On Florida’s Gulf Coast, a go-slow message is also taking hold. We visited a new development called Wild Heron, near Destin, which combines high-end residences (and Audubon-sanctioned golf) with environmental sensitivity to its location along Lake Powell.

Rosemary Beach and nearby Seaside are what’s known as "New Urbanist" towns, both designed by pioneers Andres Duany and Elizabeth Plater-Zyberk. "Florida is on the cutting-edge of this movement," says Ray Chiaramonte of the Hillsborough County Planning Commission. Instead of isolated trophy homes, the nostalgic wood and stucco houses (built in a pan-Caribbean style with wide porches, sleeping balconies and colorful New Orleans-type shutters) are only 20 feet apart, making it easy to get to know your neighbors. Seaside was built in the 1980s and has a lived-in feel; Rosemary Beach is under construction and incorporates many new ideas.

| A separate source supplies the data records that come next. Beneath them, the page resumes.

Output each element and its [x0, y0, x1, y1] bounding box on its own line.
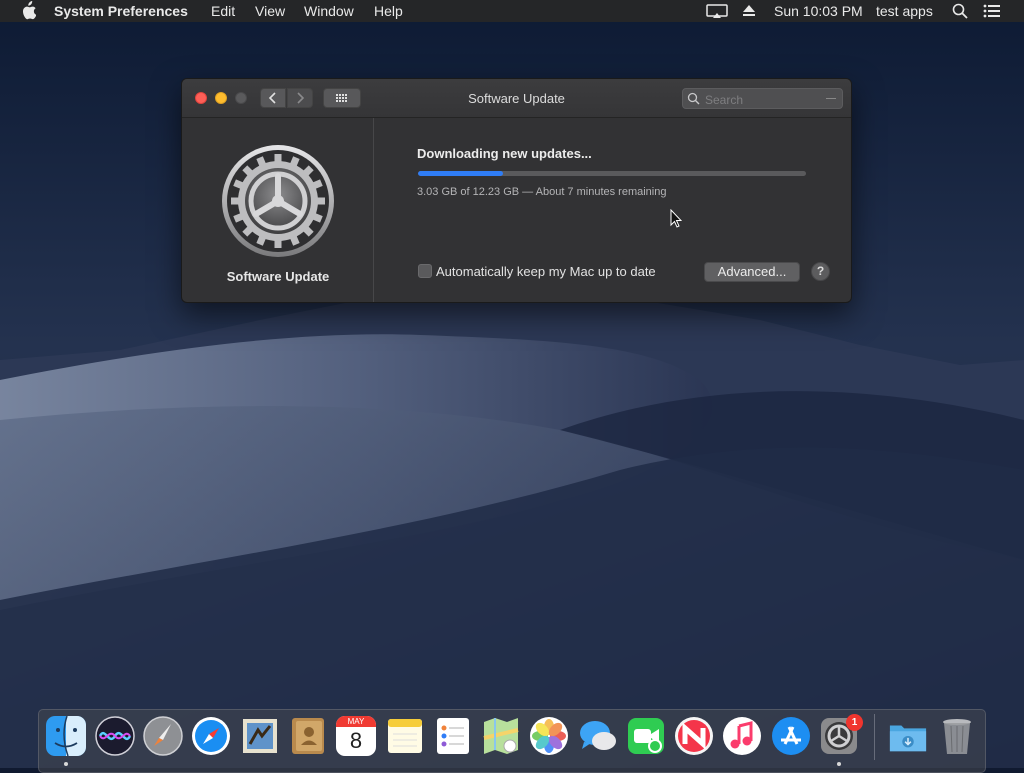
news-icon[interactable] [674, 716, 714, 756]
menu-edit[interactable]: Edit [211, 3, 235, 19]
download-title: Downloading new updates... [417, 146, 592, 161]
reminders-icon[interactable] [433, 716, 473, 756]
spotlight-search-icon[interactable] [952, 3, 968, 19]
mouse-pointer-icon [670, 209, 682, 228]
calendar-day: 8 [349, 728, 363, 753]
facetime-icon[interactable] [626, 716, 666, 756]
search-field[interactable] [682, 88, 843, 109]
auto-update-label[interactable]: Automatically keep my Mac up to date [436, 264, 656, 279]
sidebar: Software Update [182, 118, 374, 302]
eject-icon[interactable] [742, 5, 756, 17]
launchpad-icon[interactable] [143, 716, 183, 756]
itunes-icon[interactable] [722, 716, 762, 756]
calendar-month: MAY [336, 716, 376, 727]
apple-menu-icon[interactable] [20, 1, 36, 20]
safari-icon[interactable] [191, 716, 231, 756]
calendar-icon[interactable]: MAY 8 [336, 716, 376, 756]
trash-icon[interactable] [937, 716, 977, 756]
menu-bar: System Preferences Edit View Window Help… [0, 0, 1024, 22]
notes-icon[interactable] [385, 716, 425, 756]
software-update-window: Software Update Search Software Update D… [181, 78, 852, 303]
notification-center-icon[interactable] [983, 4, 1001, 18]
menu-app-name[interactable]: System Preferences [54, 3, 188, 19]
finder-running-indicator [64, 762, 68, 766]
photos-icon[interactable] [529, 716, 569, 756]
contacts-icon[interactable] [288, 716, 328, 756]
finder-icon[interactable] [46, 716, 86, 756]
maps-icon[interactable] [481, 716, 521, 756]
mail-icon[interactable] [240, 716, 280, 756]
menu-view[interactable]: View [255, 3, 285, 19]
search-clear-icon[interactable] [826, 98, 836, 99]
dock-separator [874, 714, 875, 760]
search-icon [687, 92, 700, 105]
system-preferences-running-indicator [837, 762, 841, 766]
help-button[interactable]: ? [811, 262, 830, 281]
update-panel: Downloading new updates... 3.03 GB of 12… [375, 118, 851, 302]
messages-icon[interactable] [578, 716, 618, 756]
sidebar-title: Software Update [226, 269, 330, 284]
search-input[interactable] [703, 90, 827, 109]
advanced-button[interactable]: Advanced... [704, 262, 800, 282]
auto-update-checkbox[interactable] [418, 264, 432, 278]
download-progress-bar [418, 171, 806, 176]
app-store-icon[interactable] [771, 716, 811, 756]
menubar-clock[interactable]: Sun 10:03 PM [774, 3, 863, 19]
system-preferences-badge: 1 [846, 714, 863, 731]
menu-window[interactable]: Window [304, 3, 354, 19]
airplay-display-icon[interactable] [706, 4, 730, 19]
siri-icon[interactable] [95, 716, 135, 756]
downloads-folder-icon[interactable] [888, 716, 928, 756]
download-progress-fill [418, 171, 504, 176]
menubar-user[interactable]: test apps [876, 3, 933, 19]
download-status: 3.03 GB of 12.23 GB — About 7 minutes re… [417, 186, 667, 198]
title-bar[interactable]: Software Update [182, 79, 851, 118]
menu-help[interactable]: Help [374, 3, 403, 19]
software-update-gear-icon [222, 145, 334, 257]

Activities in Rosemary Beach center on a town square, with its own Town Hall and post office. Boardwalks lead down to the ocean, to pocket parks or to one of five communal swimming pools. The pavement is "permeable," meaning that rainwater flows through it, rather than running over oil-stained parking lots and polluting the Gulf of Mexico. Beachfront homes are set back from the dunes to guard against fierce tropical storms and the sea-level rise that accompanies global warming. All landscaping must be done with native plants, a process watched over with fierce determination by Town Development Coordinator Stephen Poulakos, who also designed the in-house butterfly garden.

Cottage and carriage house rentals are available for weekend stays at Rosemary Beach, with prices ranging from $155 a night for simple accommodations to $1,500 for all-out luxury. Everything in the community is walkable, and cars are banished to back courts.

There’s a lot to do in this part of the Florida Panhandle, once known as the "redneck Riviera." We took a marvelous river cruise with Captain Kent Mundy along the Choctawhatchee, around protected islands. We didn’t see any alligators (or people, either), but we did hear a splash. A four-hour trip "for the whole gang" costs $250.

Other attractions include expansive miniature golf courses, the Audubon-maintained Spoil Island (nesting ground for brown pelicans), and the Museum of Man in the Sea, which traces human interaction with the oceans back to 1500. We were in Florida eight days and never set foot on a Disney property!

JIM MOTAVALLI, editor of E, enjoys mouse-free vacations.